2010:Symbolic Music Similarity and Retrieval
Contents
Description
Retrieve the most similar items from a collection of symbolic documents, given a query, and rank them by melodic similarity. There will be only 1 task this year. Monophonic to monophonic. Both the query and the documents in the collection will be monophonic.
Each system will be given a query and returned the 10 most melodically similar songs from those taken from the Essen Collection (5274 pieces in the MIDI format; see ESAC Data Homepage for more information). For each query, we made four classes of error-mutations, thus the set comprises the following query classes:
- 0. No errors
- 1. One note deleted
- 2. One note inserted
- 3. One interval enlarged
- 4. One interval compressed
Task Specific Mailing List
You can subscribe to this list to participate in the discussion.
Data
- 5,274 tunes belonging to the Essen folksong collection. The tunes are in standard MIDI file format. Download (< 1 MB)
Evaluation
The same method for building the ground truth as last year will be used. This method has the advantage that no ground truth needs to be built in advance. After the algorithms have been submitted, their results are pooled for every query, and human evaluators are asked to judge the relevance of the matches for some queries.
Submission Format
Input
Parameters:
- the name of a directory containing about 5,000 MIDI files containing monophonic folk songs and
- the name of one MIDI file containing a monophonic query.

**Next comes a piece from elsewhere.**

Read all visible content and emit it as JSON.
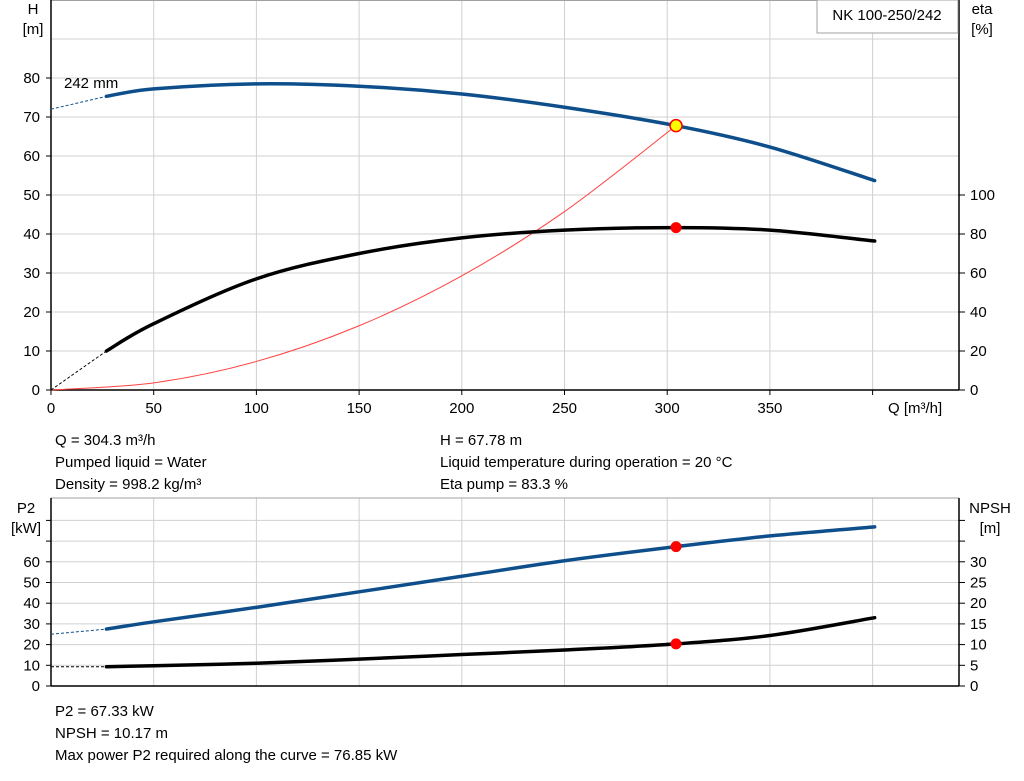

The program will be called once for each query.
Expected output
A list of the names of the 10 most similar matching MIDI files, ordered by melodic similarity. Write the file name in separate lines, without empty lines in between.
Packaging submissions
All submissions should be statically linked to all libraries (the presence of dynamically linked libraries cannot be guarenteed).
All submissions should include a README file including the following the information:
- Command line calling format for all executables and an example formatted set of commands
- Number of threads/cores used or whether this should be specified on the command line
- Expected memory footprint
- Expected runtime
- Any required environments (and versions), e.g. python, java, bash, matlab.